ESCLUSIVA PALERMO24- Andrea Mantovani: "Ora come ora contano solo i punti. Se Zamparini avesse più pazienza, forse il Palermo lotterebbe per qualcosa in più"

02.04.2016 00:00 di Mauro Maddio  articolo letto 416 volte
© foto di Federico De Luca
ESCLUSIVA PALERMO24- Andrea Mantovani: "Ora come ora contano solo i punti. Se Zamparini avesse più pazienza, forse il Palermo lotterebbe per qualcosa in più"

Il Palermo si prepara ad affrontare una delle trasferte più insidiose del campionato: al Bentegodi troveremo un Chievo Verona che nonostante la salvezza quasi in tasca, darà ugualmente il 100% senza regalare nulla agli arrembanti rosanero in cerca dei 3 punti. In esclusiva la nostra redazione ha intervistato il doppio ex Andrea Mantovani, per parlare della sfida di domenica e non solo, ecco le sue parole ai nostri microfoni: 

Che partita sarà quella di domenica tra il Chievo e il Palermo?

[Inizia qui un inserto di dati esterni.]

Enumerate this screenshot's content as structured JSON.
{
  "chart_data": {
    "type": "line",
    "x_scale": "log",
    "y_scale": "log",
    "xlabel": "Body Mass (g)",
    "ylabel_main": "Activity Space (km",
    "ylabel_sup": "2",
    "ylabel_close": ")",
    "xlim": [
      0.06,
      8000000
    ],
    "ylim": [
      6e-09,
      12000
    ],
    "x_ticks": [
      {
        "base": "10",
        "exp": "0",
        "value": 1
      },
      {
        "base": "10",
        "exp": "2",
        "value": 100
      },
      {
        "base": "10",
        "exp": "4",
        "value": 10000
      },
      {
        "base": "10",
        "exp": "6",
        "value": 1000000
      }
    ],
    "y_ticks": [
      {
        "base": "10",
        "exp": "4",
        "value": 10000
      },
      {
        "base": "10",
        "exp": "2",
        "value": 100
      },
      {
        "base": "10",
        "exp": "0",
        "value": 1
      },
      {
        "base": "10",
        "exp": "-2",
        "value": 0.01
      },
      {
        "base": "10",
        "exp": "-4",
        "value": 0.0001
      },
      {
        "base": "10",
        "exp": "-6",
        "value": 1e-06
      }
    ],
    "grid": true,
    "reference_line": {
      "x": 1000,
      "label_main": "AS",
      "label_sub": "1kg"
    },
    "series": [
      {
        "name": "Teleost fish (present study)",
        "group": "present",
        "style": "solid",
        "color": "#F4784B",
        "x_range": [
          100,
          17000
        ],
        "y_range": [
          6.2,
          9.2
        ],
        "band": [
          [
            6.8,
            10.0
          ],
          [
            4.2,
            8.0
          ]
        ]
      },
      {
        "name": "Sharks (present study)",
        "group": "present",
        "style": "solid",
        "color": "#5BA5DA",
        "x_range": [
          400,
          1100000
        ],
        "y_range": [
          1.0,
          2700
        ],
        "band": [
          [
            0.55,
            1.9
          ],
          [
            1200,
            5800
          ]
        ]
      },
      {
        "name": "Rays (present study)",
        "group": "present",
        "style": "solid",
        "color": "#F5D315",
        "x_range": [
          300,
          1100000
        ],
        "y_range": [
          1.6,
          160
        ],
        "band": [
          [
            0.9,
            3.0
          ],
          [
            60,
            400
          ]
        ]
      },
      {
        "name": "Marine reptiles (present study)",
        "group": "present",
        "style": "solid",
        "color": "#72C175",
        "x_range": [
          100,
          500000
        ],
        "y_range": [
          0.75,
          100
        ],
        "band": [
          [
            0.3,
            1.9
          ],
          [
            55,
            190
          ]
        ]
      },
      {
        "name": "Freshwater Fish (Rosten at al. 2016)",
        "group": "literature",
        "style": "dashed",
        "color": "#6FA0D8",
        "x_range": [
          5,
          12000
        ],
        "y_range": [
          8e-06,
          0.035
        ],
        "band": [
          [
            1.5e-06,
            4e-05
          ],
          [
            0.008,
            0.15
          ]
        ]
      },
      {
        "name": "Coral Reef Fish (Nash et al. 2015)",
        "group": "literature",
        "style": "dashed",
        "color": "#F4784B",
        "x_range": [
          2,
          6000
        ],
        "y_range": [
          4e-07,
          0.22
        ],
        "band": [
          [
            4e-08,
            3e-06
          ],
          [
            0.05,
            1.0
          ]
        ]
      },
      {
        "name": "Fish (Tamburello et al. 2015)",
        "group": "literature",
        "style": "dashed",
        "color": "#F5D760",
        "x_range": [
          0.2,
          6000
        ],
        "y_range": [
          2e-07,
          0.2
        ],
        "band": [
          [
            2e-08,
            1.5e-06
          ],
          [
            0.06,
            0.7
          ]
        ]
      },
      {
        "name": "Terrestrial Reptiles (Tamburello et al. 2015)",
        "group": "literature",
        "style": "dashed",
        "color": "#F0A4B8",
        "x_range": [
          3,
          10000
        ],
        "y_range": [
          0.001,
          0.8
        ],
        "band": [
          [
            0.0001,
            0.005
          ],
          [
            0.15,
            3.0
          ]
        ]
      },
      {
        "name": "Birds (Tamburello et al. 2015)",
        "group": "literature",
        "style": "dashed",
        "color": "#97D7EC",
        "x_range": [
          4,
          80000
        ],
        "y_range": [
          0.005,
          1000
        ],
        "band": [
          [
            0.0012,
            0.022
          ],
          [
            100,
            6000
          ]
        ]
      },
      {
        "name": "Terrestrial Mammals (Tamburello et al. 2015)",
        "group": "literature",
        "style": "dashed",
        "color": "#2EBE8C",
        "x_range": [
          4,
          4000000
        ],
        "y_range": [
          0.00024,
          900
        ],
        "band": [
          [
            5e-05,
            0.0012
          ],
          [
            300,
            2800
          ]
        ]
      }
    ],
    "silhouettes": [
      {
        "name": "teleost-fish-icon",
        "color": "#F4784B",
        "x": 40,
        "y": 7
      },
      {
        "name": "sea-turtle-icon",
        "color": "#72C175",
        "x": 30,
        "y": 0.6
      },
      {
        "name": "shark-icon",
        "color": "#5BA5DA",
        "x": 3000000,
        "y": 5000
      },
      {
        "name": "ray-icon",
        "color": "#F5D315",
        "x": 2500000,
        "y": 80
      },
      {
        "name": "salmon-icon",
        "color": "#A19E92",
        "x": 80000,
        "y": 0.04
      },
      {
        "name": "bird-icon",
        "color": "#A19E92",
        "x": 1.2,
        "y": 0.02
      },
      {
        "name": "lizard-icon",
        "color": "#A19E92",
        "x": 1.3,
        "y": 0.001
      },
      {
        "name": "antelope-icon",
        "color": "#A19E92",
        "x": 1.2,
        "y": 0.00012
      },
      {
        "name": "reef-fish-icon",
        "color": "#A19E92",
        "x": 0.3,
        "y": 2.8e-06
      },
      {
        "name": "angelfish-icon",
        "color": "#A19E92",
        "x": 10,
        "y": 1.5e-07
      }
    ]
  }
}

"Per i rosanero questa partita sarà troppo importante e delicata vista la loro brutta posizione in classifica. Il Chievo dal canto suo non ha nulla da perdere, ma come al solito non farà sconti a nessuno".

Come vede fin qui il cammino salvezza del Palermo?

"Sono arrivati in un momento decisivo della stagione, non al massimo delle loro condizioni psicologiche. Novellino dovrà essere bravo a liberare la loro mente e incitarli a dare il meglio. Ora come ora contano solo i punti e nient'altro".

E il Chievo invece? Ogni anno per i clivensi sembra essere semplicemente ordinaria amministrazione...

"Il campionato del Chievo è questo, frutto anche di una buona programmazione. Ogni anno si salvano meritatamente e in maniera tranquilla, non mollando mai. Quanto visto a Genova, per il Palermo sarà davvero dura sconfiggere questa squadra..."

Quest'anno per il Palermo è stata una stagione di mille cambiamenti, ma lei ne ha vissuto uno in particolare come quello di Stefano Pioli, che non ebbe mai l'opportunità di inziare il campionato. Come ha vissuto quel periodo?

"Da parte mia c'era grande entusiasmo e non vedevo l'ora che iniziasse il campionato, tralaltro conoscevo perfettamente Pioli e sentivo la sua fiducia dalla mia parte. Purtroppo poi le nostre strade si sono divise e devo dire che ha avuto fortuna: ha fatto una ottima stagione con il Bologna e con la Lazio l'anno scorso è riuscito addirittura ad aggiudicarsi il terzo posto per la Champions. È un allenatore che stimo tantissimo, soprattutto come persona. Un gran peccato per il Palermo non riuscire a portare avanti un progetto e dare fiducia sin da subito al tuo allenatore, che magari avrebbe potuto farti lottare per qualcosa in più della salvezza".